The mechanic responded, “I’m not sure that I believe that, but even if I
did, how is that possible?”
“Well,” his coach said, “what is a higher purpose to your job than just
turning nuts and bolts every day?”
“That’s easy,” replied the mechanic. “The higher purpose of my job is
saving children’s lives every day.”
“Yes, that’s great!” whispered the coach. “Now, every morning when
you get into your higher purpose, saving children’s lives every day, you
will be clear that your job and responsibility is so important that the time
clock almost won’t matter anymore.”
She had given him a new way to think. She had put him in touch with
the power of thought to transform experience.
Make certain all the people you want to motivate understand the role
of thought in life. There is nothing more important:
A: I’m depressed.
B: You just think you’re depressed.
A: Same thing...it feels like the same thing.
B: It feels like the same thing, because it is the same thing.

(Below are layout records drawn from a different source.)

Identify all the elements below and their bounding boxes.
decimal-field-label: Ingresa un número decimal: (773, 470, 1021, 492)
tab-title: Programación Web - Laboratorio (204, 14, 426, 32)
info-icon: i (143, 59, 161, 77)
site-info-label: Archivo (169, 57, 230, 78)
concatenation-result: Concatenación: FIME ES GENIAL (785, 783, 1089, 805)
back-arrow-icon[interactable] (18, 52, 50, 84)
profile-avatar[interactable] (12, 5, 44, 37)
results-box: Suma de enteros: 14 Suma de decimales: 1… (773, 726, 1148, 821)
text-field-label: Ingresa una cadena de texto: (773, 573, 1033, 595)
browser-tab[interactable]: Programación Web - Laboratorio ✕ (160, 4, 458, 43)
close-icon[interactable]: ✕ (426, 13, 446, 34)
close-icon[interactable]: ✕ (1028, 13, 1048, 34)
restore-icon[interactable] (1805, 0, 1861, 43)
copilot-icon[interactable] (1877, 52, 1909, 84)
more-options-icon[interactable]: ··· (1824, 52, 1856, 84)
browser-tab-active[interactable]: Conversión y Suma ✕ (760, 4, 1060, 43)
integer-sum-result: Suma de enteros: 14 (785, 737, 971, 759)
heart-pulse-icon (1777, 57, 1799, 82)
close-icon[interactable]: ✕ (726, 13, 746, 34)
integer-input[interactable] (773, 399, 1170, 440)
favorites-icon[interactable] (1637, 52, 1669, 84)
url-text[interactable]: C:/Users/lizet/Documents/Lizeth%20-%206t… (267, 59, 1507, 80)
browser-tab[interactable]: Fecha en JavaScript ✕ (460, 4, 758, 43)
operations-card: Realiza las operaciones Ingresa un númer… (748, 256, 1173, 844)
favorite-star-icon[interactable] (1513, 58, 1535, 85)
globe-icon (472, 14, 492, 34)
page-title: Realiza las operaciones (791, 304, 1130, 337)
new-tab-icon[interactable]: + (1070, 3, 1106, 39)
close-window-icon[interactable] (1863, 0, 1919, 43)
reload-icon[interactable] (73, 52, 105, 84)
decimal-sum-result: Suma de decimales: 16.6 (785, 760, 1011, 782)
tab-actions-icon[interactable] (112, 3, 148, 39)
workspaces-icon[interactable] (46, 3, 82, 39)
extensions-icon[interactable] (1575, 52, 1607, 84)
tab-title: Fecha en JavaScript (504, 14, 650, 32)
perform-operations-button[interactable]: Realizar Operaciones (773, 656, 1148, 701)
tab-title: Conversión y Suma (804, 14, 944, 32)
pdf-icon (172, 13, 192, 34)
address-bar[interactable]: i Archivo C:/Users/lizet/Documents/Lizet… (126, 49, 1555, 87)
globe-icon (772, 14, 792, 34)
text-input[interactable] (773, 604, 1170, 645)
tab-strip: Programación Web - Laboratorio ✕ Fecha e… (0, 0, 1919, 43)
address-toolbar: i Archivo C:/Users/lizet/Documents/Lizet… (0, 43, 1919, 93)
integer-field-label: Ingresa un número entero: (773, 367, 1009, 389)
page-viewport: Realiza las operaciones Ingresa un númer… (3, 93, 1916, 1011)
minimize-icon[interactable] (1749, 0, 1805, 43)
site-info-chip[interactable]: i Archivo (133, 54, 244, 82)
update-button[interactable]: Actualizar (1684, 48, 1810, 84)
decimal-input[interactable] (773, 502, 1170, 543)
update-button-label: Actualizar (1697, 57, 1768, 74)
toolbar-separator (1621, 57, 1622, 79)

A: What if I thought I was really happy?
B: I think that would make you feel really happy.
A: I know it would.
Why is it that the rain depresses one person and makes another
person happy?
If things “make you” feel something, why does this thing called rain
make one person feel one thing and the other person feel the other thing?
Why, if things make you feel something, doesn’t the rain make both
people feel the same thing?
One person you lead might say, “Oh no, bad weather, how
depressing.” Another person might say, “Oh boy, we have some
wonderful refreshing rain!”
Because the rain doesn’t make either person feel anything. (No
person, place, or thing can make you feel anything.)
It is the thought about the rain that causes the feelings. And
throughout all your leadership adventures, you can teach your people this
most important concept: The concept of thought.
One person thinks (just thinks!) the rain is great. The other person
thinks (but just thinks) the rain is depressing. Nothing in the world has any
meaning until we give it meaning. Nothing in the workplace does either.
Your people often look to you for meaning. What does this new directive
really mean?
Do you sense the opportunity you have?
We can make things mean anything we want them to, within reason.
Why not use that power?
People don’t make your employees angry, their own thoughts make
them angry. They can’t be angry unless they think the thoughts that make
them angry.
If your employer wins the lottery in the morning, who’s going to make
her angry that day? No one. No matter what anyone says to her, she isn’t
going to care. She’s not going to give it another thought. Your employees
can only get angry with someone if they think about that person and what
they are saying and doing and what a threat it is to their happiness. If they
don’t think about that, how can they be angry?
Your people are free to think about anything they want. They have
absolute freedom of thought.
The highest IQ ever measured in any human being was achieved by
Marilyn Vos Savant, many years in a row. Once someone asked Marilyn
what the relationship was between feeling and thinking. She said,
“Feeling is what you get for thinking the way you do.”
Marcus Aurelius wrote, in 150 A.D., “The soul becomes dyed with the
colour of its thoughts.”
People feel motivated only when they think motivated thoughts.
Thought rules. Circumstance does not rule. The closer your relationship
to that truth, the better the leader you are.